It can’t have escaped your attention that security experts have declared open season on Apple products over the last few weeks. At San Francisco’s RSA conference, an even more terrifying exploit has been revealed that has the power to send your iPhone or iPad into a perpetual restart loop.
Mobile security firm Skycure has discovered that iOS 8 has an innate vulnerability to SSL certificates that, when combined with another WiFi exploit, gives malicious types the ability to create no iOS zones that can render your smartphones and tablets unusable. Before you read on, grab a roll of tinfoil and start making a new case for your iPhone.

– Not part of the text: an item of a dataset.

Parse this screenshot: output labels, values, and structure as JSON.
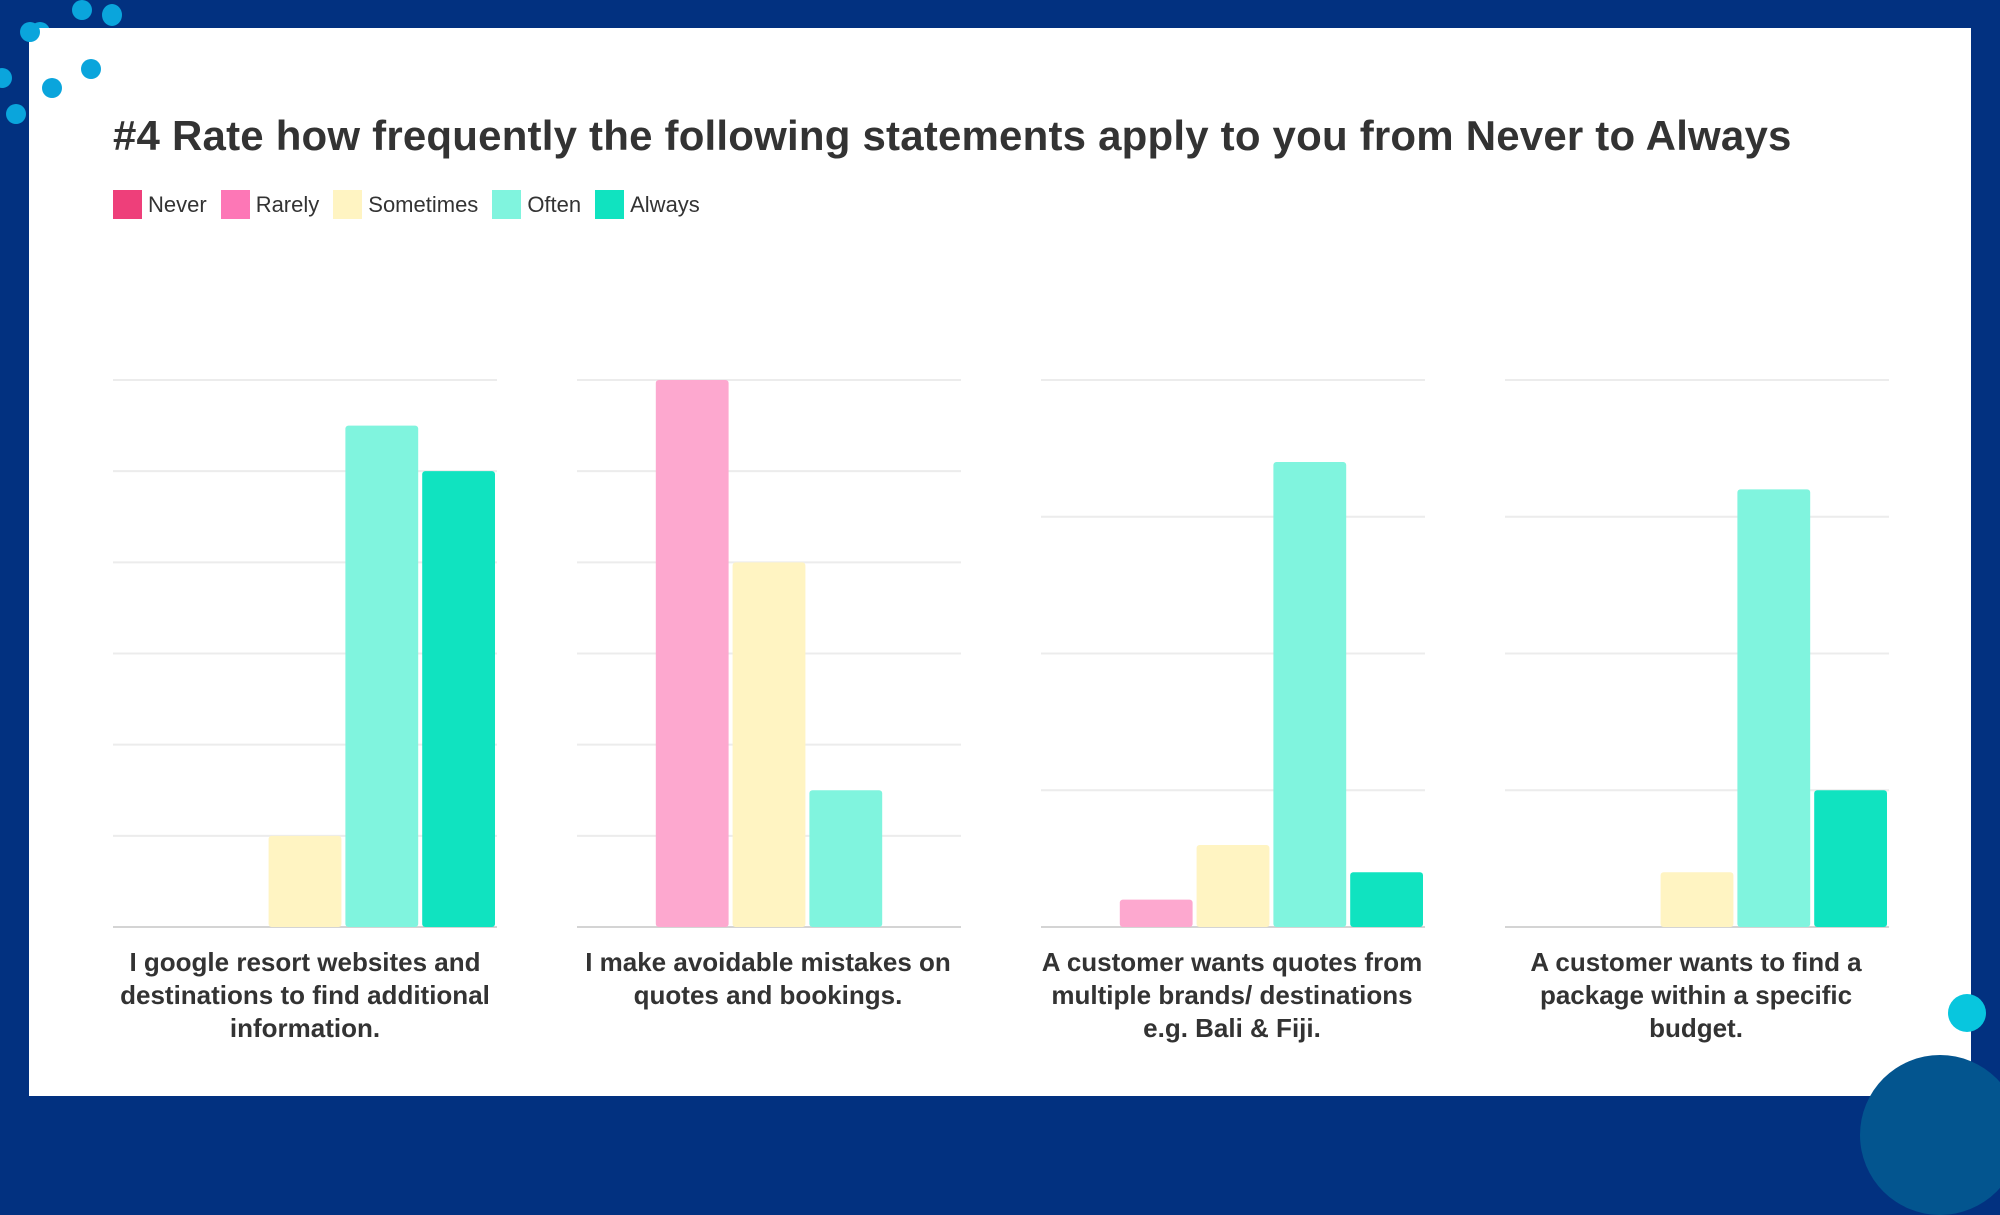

Broadly speaking, any app that uses SSL certificates – which is almost all of them – can be fed a dummy certificate that causes it to crash. If, however, you can feed that same dodgy data into the operating system itself, then the hardware will be thrown into a perpetual loop of failed restarts. That can be easily achieved if you can set up a WiFi network to behave like one of the trusted setups that iOS automatically tries to connect to. So, as Gizmodo says, all it takes is for someone to build a nefarious network, name it attwifi and they’ve got a honeytrap.
Skycure has already reported its findings to Apple and won’t give away any more details should it give hackers free reign to brick thousands of devices. Until the problem is fixed, users are advised not to trust free WiFi networks, keep iOS updated and, should they wander into a no iOS zone, get out, quickly.